The cutout section would be in the middle of the height of the wall, a slot cut out about 2' tall and in you case about 4" to 5" wide if you are finishing the corners. With the cutout made, insert 2 pieces of 3/4" plywood approx. 6 or 7" wide by slightly shorter than the height of your cutout. With the cutout in the middle of the wall, slip the first piece plywood in the hole so the bottom is in the middle of the hole, centered left to right over the cutout. Using screws that are long enough, secure the first piece in place through the drywall above the cutout, using a screw set into the face of the plywood to serve as a handle to hold the plywood firmly while the first few screws are set. The second piece of plywood will be set in the same way below the first one you set. By the way, you may need to set the 2nd piece in the hole first since the hole may be too small to go in after you set the first piece.

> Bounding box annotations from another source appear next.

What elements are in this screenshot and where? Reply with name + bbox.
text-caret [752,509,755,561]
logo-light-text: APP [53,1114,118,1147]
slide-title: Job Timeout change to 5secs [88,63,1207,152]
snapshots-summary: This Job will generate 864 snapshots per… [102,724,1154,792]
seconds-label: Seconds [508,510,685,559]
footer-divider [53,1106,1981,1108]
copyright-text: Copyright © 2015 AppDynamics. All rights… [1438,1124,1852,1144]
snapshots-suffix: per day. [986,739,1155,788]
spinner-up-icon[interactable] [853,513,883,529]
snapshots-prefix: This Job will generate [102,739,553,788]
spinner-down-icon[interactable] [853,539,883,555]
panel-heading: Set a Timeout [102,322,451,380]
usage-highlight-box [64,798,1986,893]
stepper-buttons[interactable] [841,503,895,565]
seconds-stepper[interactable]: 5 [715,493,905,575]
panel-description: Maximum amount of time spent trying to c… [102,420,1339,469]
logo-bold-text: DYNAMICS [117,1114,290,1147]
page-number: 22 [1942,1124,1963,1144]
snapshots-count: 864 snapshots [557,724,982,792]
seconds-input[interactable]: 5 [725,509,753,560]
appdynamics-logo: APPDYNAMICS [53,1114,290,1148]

After the plywood is secure, you can reset the original drywall back in the hole and secure it place with a screw or 2 to act as filler since the long screws that will hold the studs in place will sandwich it all together anyway.
When cutting drywall, only cut as deep as needed to make the cut all the way through. There is no way to know where wire or pipes that may be in the way of your cut path.
You may make a small "inspection hole" about 6" tall to get a literal feel what is inside the wall before cutting any farther.